The rape charges were dropped after a series of unfortunate events for the bloodthirsty district attorney, Mike Nifong. One indicted player had evidence to corroborate an alibi that he wasn’t at the party when the alleged assault occurred, Mangum changed key details in her story, including how many men assaulted her, when the assault took place, etc. multiple times, and DNA testing returned the DNA of four men but none that matched the lacrosse players (the extent of this exonerating evidence was withheld by Nifong from the prosecution). The remaining charges, kidnapping and sexual offense, were taken over by Attorney General Roy Cooper’s office, and within months he dismissed all charges and declared the Duke players innocent. Nifong was disbarred for misconduct.
Mangum’s confession nearly two decades on is surely little comfort to the many people who had their lives destroyed by her false accusation: The three players whose reputations were irrevocably tarnished, even with their eventual exoneration. Their parents. The other members of the Duke lacrosse team, who were branded with guilt by association, lost a season of play and faced death threats. Duke students who also reported death threats and harassment and were scared to be on campus. The case reverberated well beyond the three players who were charged with the alleged crime and even after Cooper’s exoneration, those that called for the heads of the lacrosse players insisted something must have happened and that the case was complicated and complex.

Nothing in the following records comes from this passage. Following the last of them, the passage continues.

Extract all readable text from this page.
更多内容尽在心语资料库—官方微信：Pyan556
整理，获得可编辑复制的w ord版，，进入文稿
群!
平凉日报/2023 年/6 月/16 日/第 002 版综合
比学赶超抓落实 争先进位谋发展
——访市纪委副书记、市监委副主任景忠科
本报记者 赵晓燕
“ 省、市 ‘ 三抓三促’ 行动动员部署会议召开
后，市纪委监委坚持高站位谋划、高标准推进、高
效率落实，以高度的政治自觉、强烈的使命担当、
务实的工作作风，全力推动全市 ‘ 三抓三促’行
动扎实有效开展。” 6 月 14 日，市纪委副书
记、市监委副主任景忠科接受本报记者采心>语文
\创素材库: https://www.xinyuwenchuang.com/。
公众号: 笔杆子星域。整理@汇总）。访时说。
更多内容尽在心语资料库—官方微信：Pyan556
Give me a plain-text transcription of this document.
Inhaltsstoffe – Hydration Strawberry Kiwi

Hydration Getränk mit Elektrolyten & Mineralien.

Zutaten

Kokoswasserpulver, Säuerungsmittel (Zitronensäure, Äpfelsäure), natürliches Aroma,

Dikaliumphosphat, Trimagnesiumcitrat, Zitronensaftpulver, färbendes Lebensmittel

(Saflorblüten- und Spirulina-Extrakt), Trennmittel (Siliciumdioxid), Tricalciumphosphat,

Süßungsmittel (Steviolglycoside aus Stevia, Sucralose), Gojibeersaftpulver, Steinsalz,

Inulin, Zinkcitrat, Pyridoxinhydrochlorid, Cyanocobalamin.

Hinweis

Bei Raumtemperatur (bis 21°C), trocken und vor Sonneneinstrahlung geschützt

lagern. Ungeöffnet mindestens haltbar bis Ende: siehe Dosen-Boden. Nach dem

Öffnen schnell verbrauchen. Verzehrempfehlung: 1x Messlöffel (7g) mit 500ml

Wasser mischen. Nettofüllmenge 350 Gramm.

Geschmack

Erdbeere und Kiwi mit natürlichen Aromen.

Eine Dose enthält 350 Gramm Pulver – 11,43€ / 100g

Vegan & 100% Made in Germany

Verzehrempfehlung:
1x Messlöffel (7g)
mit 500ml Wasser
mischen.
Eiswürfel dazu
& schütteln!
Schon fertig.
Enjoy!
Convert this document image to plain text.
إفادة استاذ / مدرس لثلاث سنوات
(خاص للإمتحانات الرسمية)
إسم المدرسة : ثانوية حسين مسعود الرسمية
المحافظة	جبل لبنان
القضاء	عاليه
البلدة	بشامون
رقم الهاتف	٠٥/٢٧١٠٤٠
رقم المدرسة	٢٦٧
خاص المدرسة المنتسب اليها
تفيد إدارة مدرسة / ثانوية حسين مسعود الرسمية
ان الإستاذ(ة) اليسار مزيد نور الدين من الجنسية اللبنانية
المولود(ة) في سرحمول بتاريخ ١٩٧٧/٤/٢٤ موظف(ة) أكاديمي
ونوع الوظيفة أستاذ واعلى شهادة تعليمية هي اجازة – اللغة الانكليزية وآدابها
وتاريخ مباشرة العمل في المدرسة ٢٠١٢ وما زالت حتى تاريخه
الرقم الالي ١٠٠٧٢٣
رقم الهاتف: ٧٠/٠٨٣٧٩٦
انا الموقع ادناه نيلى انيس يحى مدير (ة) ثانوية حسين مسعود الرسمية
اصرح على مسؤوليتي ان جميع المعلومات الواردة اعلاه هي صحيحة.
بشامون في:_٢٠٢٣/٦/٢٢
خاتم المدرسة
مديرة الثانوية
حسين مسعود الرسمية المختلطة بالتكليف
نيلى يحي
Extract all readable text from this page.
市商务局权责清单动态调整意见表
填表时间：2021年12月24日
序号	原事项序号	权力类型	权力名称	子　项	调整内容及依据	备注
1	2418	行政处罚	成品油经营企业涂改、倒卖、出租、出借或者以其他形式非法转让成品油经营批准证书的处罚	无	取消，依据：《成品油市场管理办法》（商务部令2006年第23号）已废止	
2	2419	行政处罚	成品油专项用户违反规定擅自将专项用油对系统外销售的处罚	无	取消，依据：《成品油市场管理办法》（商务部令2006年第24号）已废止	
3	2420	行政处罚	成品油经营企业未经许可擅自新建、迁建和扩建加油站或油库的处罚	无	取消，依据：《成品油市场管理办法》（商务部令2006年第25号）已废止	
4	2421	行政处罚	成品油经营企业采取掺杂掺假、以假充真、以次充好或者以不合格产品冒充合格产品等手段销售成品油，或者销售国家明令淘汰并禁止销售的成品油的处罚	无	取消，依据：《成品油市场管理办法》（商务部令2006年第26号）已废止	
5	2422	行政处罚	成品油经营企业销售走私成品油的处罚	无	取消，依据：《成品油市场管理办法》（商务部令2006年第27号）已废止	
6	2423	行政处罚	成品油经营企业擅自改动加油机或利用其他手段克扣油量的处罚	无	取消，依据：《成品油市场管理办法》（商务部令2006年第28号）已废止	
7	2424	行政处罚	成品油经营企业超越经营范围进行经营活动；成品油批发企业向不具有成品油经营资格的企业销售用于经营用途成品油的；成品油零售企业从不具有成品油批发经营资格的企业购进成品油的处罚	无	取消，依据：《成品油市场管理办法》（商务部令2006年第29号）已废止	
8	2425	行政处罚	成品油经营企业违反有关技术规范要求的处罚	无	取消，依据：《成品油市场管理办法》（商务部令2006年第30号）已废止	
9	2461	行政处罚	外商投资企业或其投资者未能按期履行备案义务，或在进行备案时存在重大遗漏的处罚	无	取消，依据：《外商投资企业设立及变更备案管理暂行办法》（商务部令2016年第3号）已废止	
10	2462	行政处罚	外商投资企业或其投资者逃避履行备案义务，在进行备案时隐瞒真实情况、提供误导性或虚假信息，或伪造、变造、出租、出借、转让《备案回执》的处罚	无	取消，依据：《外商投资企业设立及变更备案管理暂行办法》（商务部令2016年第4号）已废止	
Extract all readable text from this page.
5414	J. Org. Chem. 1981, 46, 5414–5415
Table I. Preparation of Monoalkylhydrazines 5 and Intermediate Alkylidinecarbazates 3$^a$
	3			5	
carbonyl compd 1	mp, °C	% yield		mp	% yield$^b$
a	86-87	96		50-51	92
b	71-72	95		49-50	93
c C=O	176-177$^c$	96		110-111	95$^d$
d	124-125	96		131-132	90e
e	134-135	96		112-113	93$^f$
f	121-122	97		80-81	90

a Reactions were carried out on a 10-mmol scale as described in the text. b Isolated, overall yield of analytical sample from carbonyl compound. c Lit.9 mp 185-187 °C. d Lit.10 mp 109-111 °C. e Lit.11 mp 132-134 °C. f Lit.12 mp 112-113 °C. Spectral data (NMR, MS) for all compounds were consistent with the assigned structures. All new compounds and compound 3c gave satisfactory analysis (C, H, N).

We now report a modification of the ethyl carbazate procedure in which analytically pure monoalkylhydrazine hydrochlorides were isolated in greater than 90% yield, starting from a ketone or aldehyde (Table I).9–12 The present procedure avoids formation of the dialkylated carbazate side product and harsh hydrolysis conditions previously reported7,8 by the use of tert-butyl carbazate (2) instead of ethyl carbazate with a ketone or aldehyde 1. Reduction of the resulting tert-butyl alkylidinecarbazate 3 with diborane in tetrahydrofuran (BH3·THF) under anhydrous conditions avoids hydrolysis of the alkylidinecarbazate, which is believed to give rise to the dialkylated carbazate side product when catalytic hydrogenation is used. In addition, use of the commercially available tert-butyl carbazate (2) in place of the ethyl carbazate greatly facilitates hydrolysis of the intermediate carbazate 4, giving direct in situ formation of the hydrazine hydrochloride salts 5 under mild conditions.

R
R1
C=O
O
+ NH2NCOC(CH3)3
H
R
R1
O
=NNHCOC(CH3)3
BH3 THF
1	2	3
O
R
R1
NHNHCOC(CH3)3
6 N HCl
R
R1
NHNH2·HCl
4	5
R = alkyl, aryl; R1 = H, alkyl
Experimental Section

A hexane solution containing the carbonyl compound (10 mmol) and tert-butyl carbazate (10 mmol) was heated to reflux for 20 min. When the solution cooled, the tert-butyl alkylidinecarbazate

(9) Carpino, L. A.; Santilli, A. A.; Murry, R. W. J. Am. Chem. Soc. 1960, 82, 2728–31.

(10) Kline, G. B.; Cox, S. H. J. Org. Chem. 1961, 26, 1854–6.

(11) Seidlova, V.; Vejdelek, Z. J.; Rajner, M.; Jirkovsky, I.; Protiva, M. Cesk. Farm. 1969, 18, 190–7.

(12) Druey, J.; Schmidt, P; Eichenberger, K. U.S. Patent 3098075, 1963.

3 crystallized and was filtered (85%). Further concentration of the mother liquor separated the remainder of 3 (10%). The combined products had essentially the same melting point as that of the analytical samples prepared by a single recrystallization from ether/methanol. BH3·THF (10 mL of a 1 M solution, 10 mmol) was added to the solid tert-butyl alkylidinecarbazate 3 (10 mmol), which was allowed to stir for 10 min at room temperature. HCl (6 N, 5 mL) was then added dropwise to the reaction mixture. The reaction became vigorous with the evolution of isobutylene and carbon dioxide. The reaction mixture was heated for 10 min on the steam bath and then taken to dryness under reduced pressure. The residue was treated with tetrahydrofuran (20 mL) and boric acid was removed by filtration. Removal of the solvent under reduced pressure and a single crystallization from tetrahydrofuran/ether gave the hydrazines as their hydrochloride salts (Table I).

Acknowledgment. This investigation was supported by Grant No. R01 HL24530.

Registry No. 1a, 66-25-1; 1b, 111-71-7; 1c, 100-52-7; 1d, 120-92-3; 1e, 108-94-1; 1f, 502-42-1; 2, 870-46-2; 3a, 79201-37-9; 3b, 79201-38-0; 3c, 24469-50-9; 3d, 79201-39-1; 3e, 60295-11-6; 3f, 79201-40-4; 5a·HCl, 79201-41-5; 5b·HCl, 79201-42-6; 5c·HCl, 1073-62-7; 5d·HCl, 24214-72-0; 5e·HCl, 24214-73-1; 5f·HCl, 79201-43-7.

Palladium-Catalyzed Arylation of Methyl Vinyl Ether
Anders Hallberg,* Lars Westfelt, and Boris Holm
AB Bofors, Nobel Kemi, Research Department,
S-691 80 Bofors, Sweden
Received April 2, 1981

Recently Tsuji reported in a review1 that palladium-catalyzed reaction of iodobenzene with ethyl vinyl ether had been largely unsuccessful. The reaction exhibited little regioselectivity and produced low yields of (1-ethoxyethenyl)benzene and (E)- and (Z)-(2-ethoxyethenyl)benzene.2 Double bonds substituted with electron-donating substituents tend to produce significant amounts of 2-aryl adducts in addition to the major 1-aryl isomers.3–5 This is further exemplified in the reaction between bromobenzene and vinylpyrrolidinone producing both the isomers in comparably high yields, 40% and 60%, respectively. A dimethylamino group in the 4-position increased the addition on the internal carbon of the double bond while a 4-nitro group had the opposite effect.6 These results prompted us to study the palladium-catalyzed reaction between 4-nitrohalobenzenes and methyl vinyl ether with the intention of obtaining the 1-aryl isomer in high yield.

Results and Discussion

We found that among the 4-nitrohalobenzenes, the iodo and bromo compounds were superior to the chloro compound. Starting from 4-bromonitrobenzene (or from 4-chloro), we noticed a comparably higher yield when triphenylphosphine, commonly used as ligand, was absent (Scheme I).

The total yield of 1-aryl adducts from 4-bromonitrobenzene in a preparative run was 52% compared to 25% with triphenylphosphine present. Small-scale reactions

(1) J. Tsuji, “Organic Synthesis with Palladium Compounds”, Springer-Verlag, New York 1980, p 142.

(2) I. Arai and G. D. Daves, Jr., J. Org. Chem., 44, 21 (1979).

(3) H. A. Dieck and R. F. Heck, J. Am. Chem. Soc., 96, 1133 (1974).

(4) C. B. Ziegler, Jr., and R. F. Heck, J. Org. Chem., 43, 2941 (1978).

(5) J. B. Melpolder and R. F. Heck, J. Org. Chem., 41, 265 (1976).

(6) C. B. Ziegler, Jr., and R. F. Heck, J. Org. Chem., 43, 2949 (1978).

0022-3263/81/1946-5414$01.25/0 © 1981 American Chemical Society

Feminist and civil rights grifters squeezed all of the juice they could out of the Duke lacrosse case and marched right on to the next outrage with zero regard for the damage they caused. They rushed headlong into the retracted 2014 University of Virginia rape accusation in the Rolling Stone and, a decade after Duke, every #MeToo accusation they could get their hands on. As #MeToo fervor took over, legitimate claims quickly gave way to cries to “believe all women” and raise pitchforks against any man who so much as looked at a woman the wrong way. Duke should have served as a warning to avoid rushing to judgment when lives hang in the balance. Instead, for many, it only deepened the desire to put men in the guillotine.
Mangum took nearly twenty years to finally do the right thing. Her words now could never come close to healing the deep, lasting wound she ripped open when she falsely accused those Duke lacrosse players. And they will mean almost nothing to the misandrists and racists who prefer societal bloodletting to justice.